Machine learning pipeline with the addition of the ClassificationSVM component. ClassificationSVM receives input data from PCA and OneHotEncoder in the Predictors input port. It receives data from the DataOut2 output port of ObservationRemover in the Response input port.

The pipeline accepts two input variables (DataIn1 and DataIn2) and returns four output variables (Predictions, Scores, Loss, and DataOut2). The first input variable (DataIn1) passes through the ObservationRemover component, Normalizer and OneHotEncoder components, PCA component, and ClassificationSVM component, in that order. The second input variable (DataIn2) passes through the ObservationRemover component, followed by the ClassificationSVM component.

Pass Data to Pipeline to Learn Parameters

Pass the car data to the classification pipeline svmPipeline by using the learn object function. The function uses the data to set the learnable parameter values in the Normalizer, OneHotEncoder, PCA, and ClassificationSVM components. Return the learned pipeline and the training loss value.

[learnedPipeline,~,~,learningLoss] = learn(svmPipeline,XTrain,YTrain)

learnedPipeline = 
  LearningPipeline with properties:

             Name: "defaultName"
           Inputs: ["DataIn1"    "DataIn2"]
        InputTags: [1 2]
          Outputs: ["Predictions"    "Scores"    "Loss"    "DataOut2"]
       OutputTags: [1 0 0 2]

       Components: struct with 5 entries
      Connections: [12×2 table]

    HasLearnables: true
       HasLearned: true


Show summary of the components

learningLoss = 
0.1703

View the pipeline with learned parameter values.

view(learnedPipeline)

Learned machine learning pipeline.

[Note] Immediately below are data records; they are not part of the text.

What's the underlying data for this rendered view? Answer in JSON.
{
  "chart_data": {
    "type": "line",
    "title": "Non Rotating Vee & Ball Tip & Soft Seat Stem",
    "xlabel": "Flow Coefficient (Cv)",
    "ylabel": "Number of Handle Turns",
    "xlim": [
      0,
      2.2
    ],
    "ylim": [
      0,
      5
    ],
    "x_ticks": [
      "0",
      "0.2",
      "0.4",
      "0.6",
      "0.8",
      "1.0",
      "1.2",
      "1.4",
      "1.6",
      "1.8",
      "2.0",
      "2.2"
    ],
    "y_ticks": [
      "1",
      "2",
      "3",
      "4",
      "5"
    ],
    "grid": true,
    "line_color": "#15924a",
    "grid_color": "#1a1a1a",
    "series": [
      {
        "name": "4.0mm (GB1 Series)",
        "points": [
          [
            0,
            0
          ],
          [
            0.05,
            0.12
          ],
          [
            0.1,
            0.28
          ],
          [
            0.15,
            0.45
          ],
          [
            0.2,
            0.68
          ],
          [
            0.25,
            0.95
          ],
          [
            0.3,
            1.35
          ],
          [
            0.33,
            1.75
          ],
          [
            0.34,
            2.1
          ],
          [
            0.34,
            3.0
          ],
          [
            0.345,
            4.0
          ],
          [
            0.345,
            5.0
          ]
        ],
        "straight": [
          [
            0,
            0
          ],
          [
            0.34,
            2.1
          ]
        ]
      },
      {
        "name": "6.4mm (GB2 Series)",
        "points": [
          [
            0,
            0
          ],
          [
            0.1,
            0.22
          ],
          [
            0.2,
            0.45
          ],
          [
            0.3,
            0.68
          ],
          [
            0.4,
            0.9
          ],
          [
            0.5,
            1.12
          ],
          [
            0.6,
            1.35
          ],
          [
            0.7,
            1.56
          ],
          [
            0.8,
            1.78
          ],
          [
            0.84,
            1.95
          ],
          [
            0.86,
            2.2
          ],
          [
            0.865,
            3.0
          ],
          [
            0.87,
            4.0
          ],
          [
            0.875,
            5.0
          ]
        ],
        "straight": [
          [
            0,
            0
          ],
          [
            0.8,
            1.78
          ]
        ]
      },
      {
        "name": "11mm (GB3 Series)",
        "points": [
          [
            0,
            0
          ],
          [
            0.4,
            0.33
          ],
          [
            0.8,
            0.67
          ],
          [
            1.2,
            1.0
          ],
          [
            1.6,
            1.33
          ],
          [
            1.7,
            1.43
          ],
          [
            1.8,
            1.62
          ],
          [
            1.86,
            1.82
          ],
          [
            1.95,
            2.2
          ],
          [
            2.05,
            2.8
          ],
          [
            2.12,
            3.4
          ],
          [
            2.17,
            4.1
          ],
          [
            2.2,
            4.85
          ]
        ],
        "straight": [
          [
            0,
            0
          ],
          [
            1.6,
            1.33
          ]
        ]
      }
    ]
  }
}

The Learnable status icons of Normalizer, OneHotEncoder, PCA, and ClassificationSVM now indicate that all learnables have been learned.

The pipeline view indicates that all the components have been learned. Note the green Learned icon in the Legend pane on the right under Learnable status. This same icon now appears in the components.

You can access the values of component learnables by using dot operation. For example, inspect the PCA coefficients computed by the PCA component and the SVM model trained by the ClassificationSVM component.

learnedPCACoefficients = learnedPipeline.Components.PCA.Coefficients

learnedPCACoefficients = 5×3

   -0.3311    0.8757    0.1481
    0.4831    0.1305    0.3849
    0.4845   -0.1304    0.1797
   -0.4460   -0.3087    0.8358
    0.4726    0.3224    0.3149

learnedSVMModel = learnedPipeline.Components.ClassificationSVM.TrainedModel

learnedSVMModel = 
  CompactClassificationSVM
           PredictorNames: {1×16 cell}
             ResponseName: 'Origin'
    CategoricalPredictors: []
               ClassNames: [NotUSA    USA]
           ScoreTransform: 'none'
                    Alpha: [124×1 double]
                     Bias: 1.1291
         KernelParameters: [1×1 struct]
           SupportVectors: [124×16 double]
      SupportVectorLabels: [124×1 double]


  Properties, Methods

Evaluate Pipeline Performance

Pass the test data and the learned pipeline to the run function to see how the pipeline performs on new data.

[YPred,~,testingLoss] = run(learnedPipeline,XTest,YTest)

YPred=121×1 table
    predictions
    ___________

      USA      
      USA      
      USA      
      USA      
      USA      
      USA      
      USA      
      USA      
      USA      
      NotUSA   
      USA      
      USA      
      NotUSA   
      USA      
      USA      
      USA      
      ⋮

testingLoss = 
0.1818

Create a confusion chart to visualize the correctly and incorrectly classified observations.

confusionchart(table2array(YTest),table2array(YPred))

Figure contains an object of type ConfusionMatrixChart.

The test loss value is higher than the loss computed by learn, but this can be expected when you are classifying new data. The pipeline correctly classifies most of the observations, and the misclassification rate for each class is fairly even. You can try modifying pipeline component parameters to improve the classification accuracy, or use the learned model to classify unlabeled data.